What was in the water?
Jim picks us up at the airport and asks what we’re listening to these days, then we stopped at the record store to pick up those albums. He made tea. And then we played these CDs. And when Tears for Fears’ “Everybody Wants to Rule the World” came on, Jim went, “Aha! A shuffle beat.” And so we started with a shuffle beat. And I started singing the line, “don’t forget me when I’m gone,” as if it was a verse. Jim said, “That’s a great little statement. Let’s hold that for when we get the chorus.”

How did you get Bryan Adams on there?
We met over the phone. Bryan used to call the studio occasionally, just checking in on Jim. Bryan was in Toronto for the JUNOs and popped into the studio to see us. It turned into a nice little session where we were sitting around talking about music, having a few beers. But Jim’s brain was working. He said, “Why don’t you two go in and sing some stuff?” So Bryan and I, three or four Heinekens in, we said “Sure!” It wasn’t contrived.

Did you know it was a golden song?
I can tell you exactly what clicked for me: when I came up with the idea of putting on the harmony myself. I’ll never forget, it sounded like the Everly Brothers. I remember being on the plane back to Toronto, and I had the finished Thin Red Line in my pocket, on a cassette, and I remember sitting there, thinking, “Please don’t let this plane go down before people get to hear this!”
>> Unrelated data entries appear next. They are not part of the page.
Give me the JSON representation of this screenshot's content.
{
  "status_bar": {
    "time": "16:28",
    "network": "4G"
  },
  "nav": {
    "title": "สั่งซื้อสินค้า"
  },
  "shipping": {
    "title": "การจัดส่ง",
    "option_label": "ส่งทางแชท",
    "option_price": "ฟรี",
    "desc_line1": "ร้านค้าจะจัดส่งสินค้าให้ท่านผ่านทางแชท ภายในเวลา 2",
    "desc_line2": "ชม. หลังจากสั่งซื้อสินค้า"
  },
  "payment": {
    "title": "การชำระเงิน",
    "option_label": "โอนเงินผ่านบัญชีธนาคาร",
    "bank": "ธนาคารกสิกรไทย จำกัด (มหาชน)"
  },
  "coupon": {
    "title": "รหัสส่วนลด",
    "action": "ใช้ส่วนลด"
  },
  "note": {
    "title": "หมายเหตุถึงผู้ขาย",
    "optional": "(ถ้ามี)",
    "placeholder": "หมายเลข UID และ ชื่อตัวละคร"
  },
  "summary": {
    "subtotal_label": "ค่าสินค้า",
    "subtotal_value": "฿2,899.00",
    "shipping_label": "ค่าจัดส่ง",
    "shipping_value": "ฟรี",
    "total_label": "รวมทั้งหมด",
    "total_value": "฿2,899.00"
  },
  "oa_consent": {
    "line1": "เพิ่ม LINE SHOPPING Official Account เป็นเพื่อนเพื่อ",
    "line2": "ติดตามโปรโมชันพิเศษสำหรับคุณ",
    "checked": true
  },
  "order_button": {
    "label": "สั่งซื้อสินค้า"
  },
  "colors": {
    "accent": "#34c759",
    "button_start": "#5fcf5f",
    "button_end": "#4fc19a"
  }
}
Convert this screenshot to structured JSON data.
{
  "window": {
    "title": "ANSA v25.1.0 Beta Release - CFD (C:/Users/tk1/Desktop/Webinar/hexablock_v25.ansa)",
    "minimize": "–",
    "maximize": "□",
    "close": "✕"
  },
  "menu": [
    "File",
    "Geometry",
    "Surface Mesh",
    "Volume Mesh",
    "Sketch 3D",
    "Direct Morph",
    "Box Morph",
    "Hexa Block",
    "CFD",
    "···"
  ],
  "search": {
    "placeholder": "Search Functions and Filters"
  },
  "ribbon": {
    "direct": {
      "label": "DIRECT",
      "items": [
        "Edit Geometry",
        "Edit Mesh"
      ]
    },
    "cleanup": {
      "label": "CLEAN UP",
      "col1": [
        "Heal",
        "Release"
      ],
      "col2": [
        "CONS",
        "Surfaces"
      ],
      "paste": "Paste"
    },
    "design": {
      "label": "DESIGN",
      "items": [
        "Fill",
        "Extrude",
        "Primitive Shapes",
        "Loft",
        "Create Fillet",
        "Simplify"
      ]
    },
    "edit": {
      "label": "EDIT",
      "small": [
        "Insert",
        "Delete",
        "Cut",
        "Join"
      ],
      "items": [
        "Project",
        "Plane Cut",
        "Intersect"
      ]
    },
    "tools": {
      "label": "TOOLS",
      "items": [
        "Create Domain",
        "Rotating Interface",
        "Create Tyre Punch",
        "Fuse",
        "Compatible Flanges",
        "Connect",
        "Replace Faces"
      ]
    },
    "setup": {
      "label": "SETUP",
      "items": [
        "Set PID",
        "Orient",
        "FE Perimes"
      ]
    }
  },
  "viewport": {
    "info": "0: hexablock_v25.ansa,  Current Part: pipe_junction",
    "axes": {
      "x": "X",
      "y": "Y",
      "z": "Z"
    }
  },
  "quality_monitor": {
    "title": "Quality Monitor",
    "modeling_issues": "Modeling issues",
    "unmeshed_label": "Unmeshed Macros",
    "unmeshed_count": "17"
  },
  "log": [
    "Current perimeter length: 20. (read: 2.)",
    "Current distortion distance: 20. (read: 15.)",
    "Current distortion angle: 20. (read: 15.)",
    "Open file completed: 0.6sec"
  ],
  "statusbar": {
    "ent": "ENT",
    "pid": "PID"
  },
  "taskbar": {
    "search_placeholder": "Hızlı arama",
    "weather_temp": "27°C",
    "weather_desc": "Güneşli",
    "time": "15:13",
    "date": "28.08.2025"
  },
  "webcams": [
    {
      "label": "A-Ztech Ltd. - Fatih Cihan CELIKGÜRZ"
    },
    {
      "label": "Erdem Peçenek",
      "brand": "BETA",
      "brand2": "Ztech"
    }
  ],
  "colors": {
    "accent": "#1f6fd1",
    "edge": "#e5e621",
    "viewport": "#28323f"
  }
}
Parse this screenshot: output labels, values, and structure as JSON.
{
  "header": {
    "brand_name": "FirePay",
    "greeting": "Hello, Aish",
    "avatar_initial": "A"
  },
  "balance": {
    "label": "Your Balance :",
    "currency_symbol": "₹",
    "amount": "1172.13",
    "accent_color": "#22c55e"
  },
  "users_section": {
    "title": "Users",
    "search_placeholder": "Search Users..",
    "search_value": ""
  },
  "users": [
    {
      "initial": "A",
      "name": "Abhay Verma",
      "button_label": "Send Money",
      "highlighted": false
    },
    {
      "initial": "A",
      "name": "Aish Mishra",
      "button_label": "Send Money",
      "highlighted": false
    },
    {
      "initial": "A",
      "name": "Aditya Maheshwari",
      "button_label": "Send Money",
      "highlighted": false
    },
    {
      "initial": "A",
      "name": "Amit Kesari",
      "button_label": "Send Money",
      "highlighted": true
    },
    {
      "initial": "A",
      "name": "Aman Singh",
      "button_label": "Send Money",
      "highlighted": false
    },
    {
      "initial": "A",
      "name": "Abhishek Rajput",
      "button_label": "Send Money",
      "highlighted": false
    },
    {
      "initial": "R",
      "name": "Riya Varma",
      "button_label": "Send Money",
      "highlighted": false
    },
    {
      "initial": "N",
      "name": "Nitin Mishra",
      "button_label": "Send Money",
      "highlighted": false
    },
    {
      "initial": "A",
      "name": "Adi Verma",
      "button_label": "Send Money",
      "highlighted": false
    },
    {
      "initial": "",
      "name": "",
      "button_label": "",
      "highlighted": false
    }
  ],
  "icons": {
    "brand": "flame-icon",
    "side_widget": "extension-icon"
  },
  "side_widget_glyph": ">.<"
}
What was more important to you: hitting No. 1 in Canada, or No. 2 in the U.S.?
There’s absolutely no doubt that “Don’t Forget Me” would have been a No. 1 song in America if they had released it simultaneously with Canada. But someone had this wacky idea that they wanted to release “Thin Red Line” there first. We had a disjointed campaign.

You were nominated for a Grammy for Best New Group in 1987. Did you go?
Yes. That was incredible. Sitting beside Paul Simon and Peter Gabriel. You go for a pee and you’re sharing space with Roger Daltrey. Whitney Houston coming over and saying “hi.” The sad thing was, we had been told by the Americans already, “ You ain’t winning it.” They said they would not give it to the Canadians. That’s O.K. We jumped on a plane to Germany the next morning to start playing with Tina Turner. And nobody remembers who won anyway. (Ed. Note: It was Bruce Hornsby and The Range.)

When you listen back to that original recording, what do you think?
I hear a young guy. I think of a time when we were really green and the world was our oyster. You land in Germany and there are screaming girls waiting for you, and you’re thinking, “How do these people even know us?” But of course they do, because your song is climbing up their charts.  I try to encourage young artists to take it all in. Because if I made one mistake it’s that I didn’t  stop quite long enough to pat myself on the back.